I like the idea of a table naan with everyone tearing off a piece. With individual naans, I don’t bother with a teardrop shape – that comes from sticking the dough to the inside of a tandoori oven, which we don’t have.

Many recipes call for yoghurt, which I don’t use. If you wanted to use some, substitute, say, three tablespoons of yoghurt (possibly a bit more if the yoghurt's quite thick) for three of water.

Here are two other naan bread recipes - Peshwari naans and spicy fruit naans.

Saturday, 2 February 2013


Last night we had some friends over for an Indian meal – from our favourite Indian takeaway, The Miriam in Taunton.

I saw this as an excuse to make one of my favourite breads – a Peshwari naan.
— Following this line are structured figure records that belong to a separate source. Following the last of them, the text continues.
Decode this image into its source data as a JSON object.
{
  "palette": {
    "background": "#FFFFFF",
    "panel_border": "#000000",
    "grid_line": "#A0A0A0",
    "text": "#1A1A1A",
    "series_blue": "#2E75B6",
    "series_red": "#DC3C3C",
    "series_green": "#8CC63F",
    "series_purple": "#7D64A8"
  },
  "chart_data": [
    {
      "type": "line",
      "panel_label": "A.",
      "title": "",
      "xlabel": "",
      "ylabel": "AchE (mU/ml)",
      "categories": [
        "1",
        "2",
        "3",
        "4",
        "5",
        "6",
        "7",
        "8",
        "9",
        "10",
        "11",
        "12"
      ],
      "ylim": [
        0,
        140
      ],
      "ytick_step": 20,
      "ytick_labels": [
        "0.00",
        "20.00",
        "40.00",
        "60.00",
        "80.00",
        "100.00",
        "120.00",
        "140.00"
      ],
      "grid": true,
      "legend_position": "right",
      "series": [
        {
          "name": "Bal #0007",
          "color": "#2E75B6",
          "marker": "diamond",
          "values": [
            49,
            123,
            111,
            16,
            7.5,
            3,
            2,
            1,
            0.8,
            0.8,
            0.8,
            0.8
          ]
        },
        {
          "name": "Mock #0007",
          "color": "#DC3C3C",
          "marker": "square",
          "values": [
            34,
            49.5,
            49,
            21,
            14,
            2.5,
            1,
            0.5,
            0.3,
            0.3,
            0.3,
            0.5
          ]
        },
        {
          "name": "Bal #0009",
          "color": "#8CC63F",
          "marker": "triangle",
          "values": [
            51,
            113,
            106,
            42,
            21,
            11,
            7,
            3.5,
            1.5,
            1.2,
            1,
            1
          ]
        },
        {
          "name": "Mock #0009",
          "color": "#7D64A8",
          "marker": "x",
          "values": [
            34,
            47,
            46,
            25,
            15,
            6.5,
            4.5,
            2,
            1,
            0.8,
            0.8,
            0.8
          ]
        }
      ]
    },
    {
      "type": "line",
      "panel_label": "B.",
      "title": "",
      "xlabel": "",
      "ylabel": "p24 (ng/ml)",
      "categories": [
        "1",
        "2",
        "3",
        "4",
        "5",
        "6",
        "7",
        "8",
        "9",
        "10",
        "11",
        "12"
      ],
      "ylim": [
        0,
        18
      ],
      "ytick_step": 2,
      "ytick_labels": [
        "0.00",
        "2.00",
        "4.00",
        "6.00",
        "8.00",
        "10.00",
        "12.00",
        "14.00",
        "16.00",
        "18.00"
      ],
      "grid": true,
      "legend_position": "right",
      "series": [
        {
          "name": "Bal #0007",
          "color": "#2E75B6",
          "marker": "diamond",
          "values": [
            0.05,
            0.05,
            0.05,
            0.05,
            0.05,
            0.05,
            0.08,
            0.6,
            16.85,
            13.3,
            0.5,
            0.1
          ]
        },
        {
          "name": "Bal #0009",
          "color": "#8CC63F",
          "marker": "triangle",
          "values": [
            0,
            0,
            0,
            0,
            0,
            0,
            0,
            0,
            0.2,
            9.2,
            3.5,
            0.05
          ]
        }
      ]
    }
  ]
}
I made it with yeast, took one third, and rolled it out to fit my cast-iron frying pan which I placed on a low heat (I figured we’d be eating this one quicker). I divided the remaining piece into three, rolled them out fairly thinly, and put them to prove. I turned the oven onto 220C.

After about ten minutes I turned the one in the frying pan over, increased the heat and cooked it for a further 4 minutes.
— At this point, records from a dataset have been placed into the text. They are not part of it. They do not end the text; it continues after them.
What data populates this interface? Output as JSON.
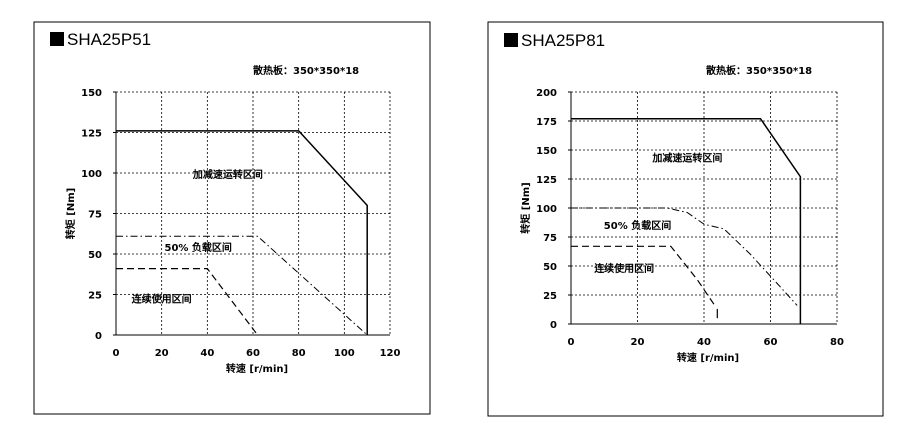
{
  "chart_data": [
    {
      "type": "line",
      "title": "SHA25P51",
      "note": "散热板：350*350*18",
      "xlabel": "转速 [r/min]",
      "ylabel": "转矩 [Nm]",
      "xlim": [
        0,
        120
      ],
      "ylim": [
        0,
        150
      ],
      "xticks": [
        0,
        20,
        40,
        60,
        80,
        100,
        120
      ],
      "yticks": [
        0,
        25,
        50,
        75,
        100,
        125,
        150
      ],
      "grid": true,
      "regions": [
        {
          "name": "加减速运转区间",
          "x": 49,
          "y": 97
        },
        {
          "name": "50% 负载区间",
          "x": 36,
          "y": 52
        },
        {
          "name": "连续使用区间",
          "x": 20,
          "y": 20
        }
      ],
      "series": [
        {
          "style": "solid",
          "points": [
            [
              0,
              126
            ],
            [
              80,
              126
            ],
            [
              110,
              80
            ],
            [
              110,
              0
            ]
          ]
        },
        {
          "style": "dashdot",
          "points": [
            [
              0,
              61
            ],
            [
              62,
              61
            ],
            [
              110,
              0
            ]
          ]
        },
        {
          "style": "dashed",
          "points": [
            [
              0,
              41
            ],
            [
              40,
              41
            ],
            [
              62,
              0
            ]
          ]
        }
      ]
    },
    {
      "type": "line",
      "title": "SHA25P81",
      "note": "散热板：350*350*18",
      "xlabel": "转速 [r/min]",
      "ylabel": "转矩 [Nm]",
      "xlim": [
        0,
        80
      ],
      "ylim": [
        0,
        200
      ],
      "xticks": [
        0,
        20,
        40,
        60,
        80
      ],
      "yticks": [
        0,
        25,
        50,
        75,
        100,
        125,
        150,
        175,
        200
      ],
      "grid": true,
      "regions": [
        {
          "name": "加减速运转区间",
          "x": 35,
          "y": 140
        },
        {
          "name": "50% 负载区间",
          "x": 20,
          "y": 82
        },
        {
          "name": "连续使用区间",
          "x": 16,
          "y": 45
        }
      ],
      "series": [
        {
          "style": "solid",
          "points": [
            [
              0,
              177
            ],
            [
              57,
              177
            ],
            [
              69,
              127
            ],
            [
              69,
              0
            ]
          ]
        },
        {
          "style": "dashdot",
          "points": [
            [
              0,
              100
            ],
            [
              29,
              100
            ],
            [
              35,
              96
            ],
            [
              40,
              86
            ],
            [
              46,
              82
            ],
            [
              54,
              60
            ],
            [
              62,
              35
            ],
            [
              68,
              16
            ]
          ]
        },
        {
          "style": "dashed",
          "points": [
            [
              0,
              67
            ],
            [
              30,
              67
            ],
            [
              38,
              38
            ],
            [
              43,
              17
            ]
          ]
        },
        {
          "style": "solid-mark",
          "points": [
            [
              44,
              13
            ],
            [
              44,
              5
            ]
          ]
        }
      ]
    }
  ]
}
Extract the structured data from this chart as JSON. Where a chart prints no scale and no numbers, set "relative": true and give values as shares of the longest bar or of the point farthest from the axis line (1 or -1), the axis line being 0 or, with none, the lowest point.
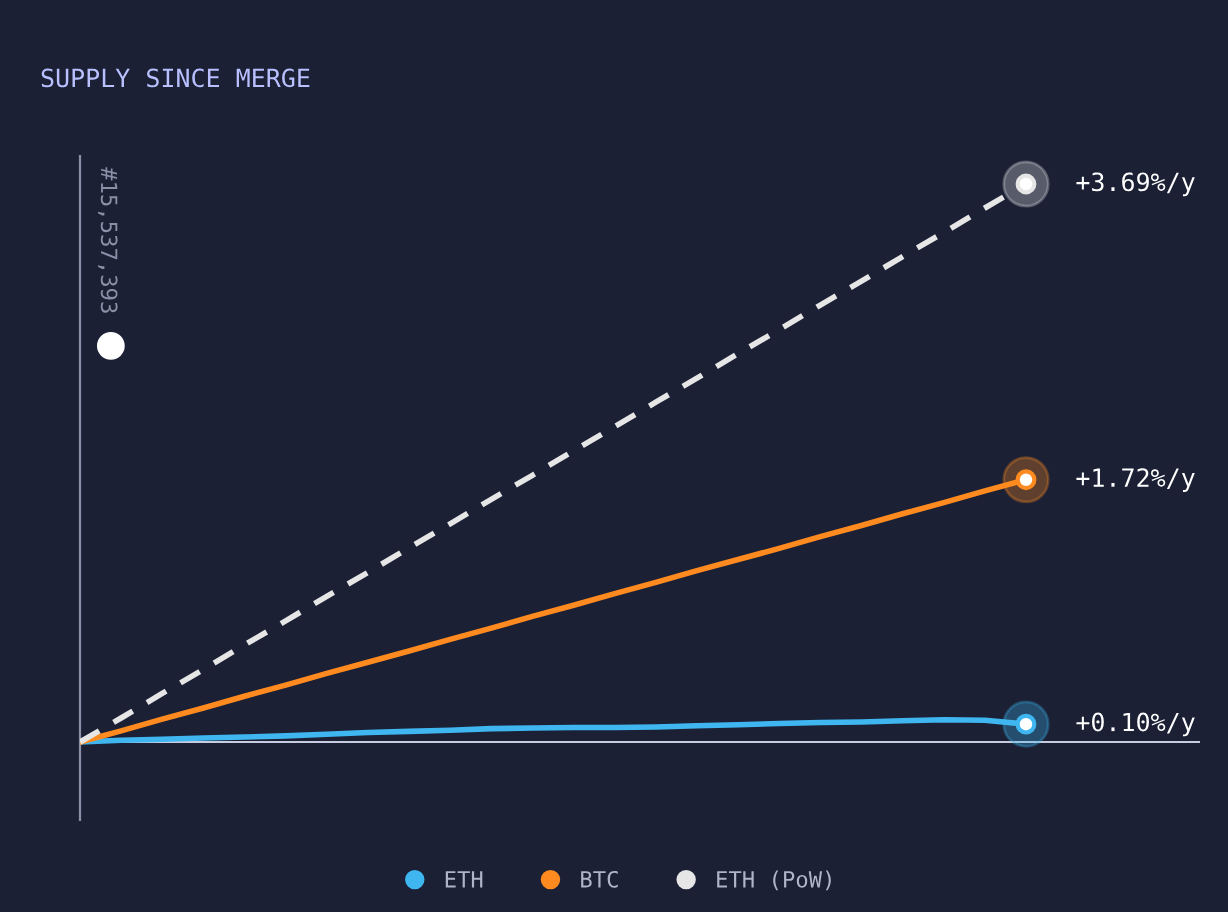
{
  "chart_data": {
    "type": "line",
    "title": "SUPPLY SINCE MERGE",
    "relative": true,
    "categories": [
      null,
      null,
      null,
      null,
      null,
      null,
      null,
      null,
      null,
      null,
      null,
      null,
      null,
      null,
      null,
      null,
      null,
      null,
      null,
      null,
      null,
      null,
      null,
      null
    ],
    "series": [
      {
        "name": "ETH",
        "color": "#3fb6f0",
        "values": [
          0,
          0.003,
          0.005,
          0.007,
          0.009,
          0.011,
          0.014,
          0.017,
          0.019,
          0.021,
          0.024,
          0.025,
          0.026,
          0.026,
          0.027,
          0.029,
          0.031,
          0.033,
          0.035,
          0.036,
          0.038,
          0.04,
          0.039,
          0.032
        ]
      },
      {
        "name": "BTC",
        "color": "#ff8a1f",
        "values": [
          0,
          0.02,
          0.041,
          0.061,
          0.082,
          0.102,
          0.123,
          0.143,
          0.163,
          0.184,
          0.204,
          0.225,
          0.245,
          0.266,
          0.286,
          0.307,
          0.327,
          0.347,
          0.368,
          0.388,
          0.409,
          0.429,
          0.45,
          0.47
        ]
      },
      {
        "name": "ETH (PoW)",
        "color": "#e6e6e6",
        "line_style": "dashed",
        "values": [
          0,
          0.043,
          0.087,
          0.13,
          0.174,
          0.217,
          0.261,
          0.304,
          0.348,
          0.391,
          0.435,
          0.478,
          0.522,
          0.565,
          0.609,
          0.652,
          0.696,
          0.739,
          0.783,
          0.826,
          0.87,
          0.913,
          0.957,
          1
        ]
      }
    ],
    "annotations": [
      "+0.10%/y",
      "+1.72%/y",
      "+3.69%/y",
      "#15,537,393"
    ],
    "legend": "bottom"
  }
}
When the oven was warm I put the naan breads in for a brief minute to get a burst of heat. After a further ten minutes, they’d risen enough to go in the oven.

I gave them 6 minutes and turned them around on the baking tray so the outside of each naan was now facing inwards.
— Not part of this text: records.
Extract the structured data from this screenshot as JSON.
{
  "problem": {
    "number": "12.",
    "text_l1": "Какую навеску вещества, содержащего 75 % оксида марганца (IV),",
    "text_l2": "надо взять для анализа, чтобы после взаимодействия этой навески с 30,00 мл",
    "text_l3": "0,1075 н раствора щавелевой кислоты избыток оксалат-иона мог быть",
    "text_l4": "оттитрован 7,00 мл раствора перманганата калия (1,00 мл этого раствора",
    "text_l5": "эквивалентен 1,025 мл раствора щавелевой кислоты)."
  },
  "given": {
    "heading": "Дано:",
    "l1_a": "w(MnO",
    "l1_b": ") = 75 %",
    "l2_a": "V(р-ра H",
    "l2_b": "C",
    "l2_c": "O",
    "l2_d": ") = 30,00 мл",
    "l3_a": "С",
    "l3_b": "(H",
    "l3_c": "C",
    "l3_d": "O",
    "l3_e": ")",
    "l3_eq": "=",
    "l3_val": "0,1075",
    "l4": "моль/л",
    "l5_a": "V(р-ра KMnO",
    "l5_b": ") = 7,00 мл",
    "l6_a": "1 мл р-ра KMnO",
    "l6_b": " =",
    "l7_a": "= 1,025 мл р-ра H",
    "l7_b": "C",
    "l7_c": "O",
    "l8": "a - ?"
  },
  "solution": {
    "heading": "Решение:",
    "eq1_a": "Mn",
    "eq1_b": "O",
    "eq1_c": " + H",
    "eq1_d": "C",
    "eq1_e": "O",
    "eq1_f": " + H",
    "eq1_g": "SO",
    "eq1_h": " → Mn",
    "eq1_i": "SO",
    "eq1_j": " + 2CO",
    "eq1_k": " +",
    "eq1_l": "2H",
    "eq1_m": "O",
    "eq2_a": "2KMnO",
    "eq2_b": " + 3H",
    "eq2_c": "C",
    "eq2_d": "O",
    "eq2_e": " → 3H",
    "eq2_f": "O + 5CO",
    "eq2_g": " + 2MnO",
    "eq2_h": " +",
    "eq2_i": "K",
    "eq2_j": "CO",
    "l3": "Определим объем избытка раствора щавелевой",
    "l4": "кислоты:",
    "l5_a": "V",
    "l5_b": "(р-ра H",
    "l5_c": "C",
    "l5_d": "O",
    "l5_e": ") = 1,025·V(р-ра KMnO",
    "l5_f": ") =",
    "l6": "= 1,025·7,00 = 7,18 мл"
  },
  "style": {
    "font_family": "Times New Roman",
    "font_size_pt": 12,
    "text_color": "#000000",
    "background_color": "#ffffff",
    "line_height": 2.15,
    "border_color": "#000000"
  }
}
After another 6-7 minutes they were ready and the guests began to arrive.

They all agreed that the oven-baked ones were superior to the frying pan naan – which I put down to the fact that the oven-baked ones didn’t have to be turned over and were therefore lighter.

If I hadn’t been using the oven I would have started them in the frying pan and finished them off under the grill.

Here’s the recipe (which I increased by a half):

Peshwari naan
I use two different methods to make this – one of my most popular breads. I originally made it as a quick bread, using self-raising flour and done in a frying pan (baked in an oven it is not as moist). Now I often do it using a yeast risen dough, baked in the oven and also in a frying pan – both are good. Any dried fruit will do, but dried apricots - the unsulphured ones - make it special.

Quick bread recipe
200g self-raising flour (or you can use plain flour with 2 tsps of baking powder mixed in – self raising flour’s just easier)
1/4 tsp salt
1 or 2 tsps curry powder
1 dsp sugar
50g grated creamed coconut
100g dried apricots, chopped small
Medium onion, finely chopped
125ml water
Olive oil

The secret of any quick bread is to have everything ready beforehand. So oil a large frying pan and put it on medium heat. Mix dried ingredients and measure liquids. When everything is ready, add the water and oil and stir it quickly into a dough. Be ready to add more water or flour if needed. Take it out, shape it into a flattened ball and, after flouring your worktop, roll out into a circle the size of your frying pan. Place it in the frying pan.
They should take about 4-5 minutes each side to bake. When the first one is ready, slide it onto a cooling rack, re-oil the frying pan and carefully place the second naan into it.

Yeast bread recipe
200g strong white flour
1/4 tsp salt
1 or 2 tsps curry powder
1 dsp sugar
50g creamed coconut (grated)
100g dried apricots, chopped small
Medium onion, finely chopped
1 dsp fresh yeast
125ml lukewarm water
Splash of olive oil

Place dry ingredients in a mixing bowl. Pour the lukewarm water over the yeast and stir to dissolve. Add the olive oil. Mix into a dough, adding more water if needed. Knead for about a minute or so to distribute the ingredients properly.
Using the frying pan, follow the instructions as above.
Oven baked, roll out to a size that will fit your baking sheet, place on the lined baking sheet and leave until the dough becomes puffy.

Bake at 200c/425F or gas 7 for approximately 12 minutes. Check for some colour underneath to see if it is cooked properly.

I make a version of this, 'Spicy fruit naan', (incl. pic) which I have daily for breakfast, spread with mashed banana.